47.

In the time that passed between that night and the day of my wedding—I was married on May 17, 1969, in Florence, and, after a honeymoon of just three days in Venice, enthusiastically began my life as a wife—I tried to do all I could for Lila. At first, in fact, I thought simply that I would help her until she got over the flu. I had things to do about the house in Florence, I had a lot of engagements because of the book—the telephone rang constantly, and my mother grumbled that she had given the number to half the neighborhood but no one called her, to have that thingamajig in the house, she said, is just a bother, since the calls were almost always for me—I wrote notes for hypothetical new novels, I tried to fill the gaps in my literary and political education. But my friend’s general state of weakness soon led me to neglect my own affairs and occupy myself with her. My mother realized right away that we had resumed our friendship: she found it shameful, she flew into a rage, she was full of insults for both of us. She continued to believe that she could tell me what to do and what not to, she limped after me, criticizing me. Sometimes she seemed determined to insert herself into my body, simply to keep me from being my own master. What do you have in common with her anymore, she insisted, think of what you are and of what she is, isn’t that disgusting book you wrote enough, you want to go on being friends with a whore? But I behaved as if I were deaf. I saw Lila every day and from the moment I left her sleeping in her room and went to face the two men who had waited all night in the kitchen I devoted myself to reorganizing her life.

I told Enzo and Pasquale that Lila was ill, she couldn’t work at the Soccavo factory anymore, she had quit. With Enzo I didn’t have to waste words, he had understood for a while that she couldn’t go on at the factory, that she had gotten into a difficult situation, that something inside her was giving in. Pasquale, instead, driving back to the neighborhood on the early-morning streets, still free of traffic, objected. Let’s not overdo it, he said, it’s true that Lila has a hard life, but that’s what happens to all the exploited of the world. Then, following a tendency he had had since he was a boy, he went on to speak about the peasants of the south, the workers of the north, the populations of Latin America, of northeastern Brazil, of Africa, about the Negroes, the Vietnamese, American imperialism. I soon stopped him, saying: Pasquale, if Lina goes on as she has she’ll die. He wouldn’t concede, he continued to object, and not because he didn’t care about Lila but because the struggle at Soccavo seemed to him important, he considered our friend’s role crucial, and deep down he was convinced that all those stories about a little flu came not so much from her as from me, a bourgeois intellectual more worried about a slight fever than about the nasty political consequences of a workers’ defeat. Since he couldn’t make up his mind to say these things to me explicitly but spoke in sentence fragments, I summed it up for him with soothing clarity, to show him I had understood. That made him even more anxious and as he left me at the gate he said: I have to go to work now, Lenù, but we’ll talk about it again. As soon as I returned to the house in San Giovanni a Teduccio I took Enzo aside and said: Keep Pasquale away from Lina if you love her, she mustn’t hear any talk of the factory.
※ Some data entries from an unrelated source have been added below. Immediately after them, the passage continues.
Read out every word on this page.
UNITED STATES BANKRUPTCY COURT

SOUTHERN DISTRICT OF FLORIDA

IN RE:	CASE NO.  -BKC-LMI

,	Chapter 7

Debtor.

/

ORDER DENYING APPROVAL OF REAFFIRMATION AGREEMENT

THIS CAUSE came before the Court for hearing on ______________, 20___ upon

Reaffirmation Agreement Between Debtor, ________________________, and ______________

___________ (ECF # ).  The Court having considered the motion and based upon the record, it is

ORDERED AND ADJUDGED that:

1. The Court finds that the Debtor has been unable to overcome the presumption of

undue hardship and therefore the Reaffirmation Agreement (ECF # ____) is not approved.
In that period I always carried in my purse a book and a notebook: I read on the bus or when Lila was sleeping. Sometimes I discovered her with her eyes open, staring at me, maybe she was peeking to see what I was reading, but she never asked me the title of the book, and when I tried to read her some passages—from scenes at the Upton Inn, I remember—she closed her eyes as if I were boring her. The fever passed in a few days, but the cough didn’t, so I forced her to stay in bed. I cleaned the house, I cooked, I took care of Gennaro. Maybe because he was already big, somewhat aggressive, willful, he didn’t have the defenseless charm of Mirko, Nino’s other child. But sometimes in the midst of violent games he would turn unexpectedly sad, and fall asleep on the floor; that softened me, and I grew fond of him, and when that became clear to him he attached himself to me, keeping me from doing chores or reading.

Meanwhile I tried to get a better understanding of Lila’s situation. Did she have money? No. I lent her some and she accepted it after swearing endlessly that she would pay me back. How much did Bruno owe her? Two months’ salary. And severance pay? She didn’t know. What was Enzo’s job, how much did he earn? No idea. And that correspondence course in Zurich—what concrete possibilities did it offer? Who knows. She coughed constantly, she had pains in her chest, sweats, a vise in her throat, her heart would suddenly go crazy. I wrote down punctiliously all the symptoms and tried to convince her that another medical examination was necessary, more thorough than the one Armando had done. She didn’t say yes but she didn’t oppose it. One evening before Enzo returned, Pasquale looked in, he said very politely that he, his comrades on the committee, and some workers at the Soccavo factory wanted to know how she was. I replied that she wasn’t well, she needed rest, but he asked to see her just the same, to say hello. I left him in the kitchen, I went to Lila, I advised her not to see him. She made a face that meant: I’ll do as you want. I was moved by the fact that she gave in to me—she who had always commanded, done and undone—without arguing.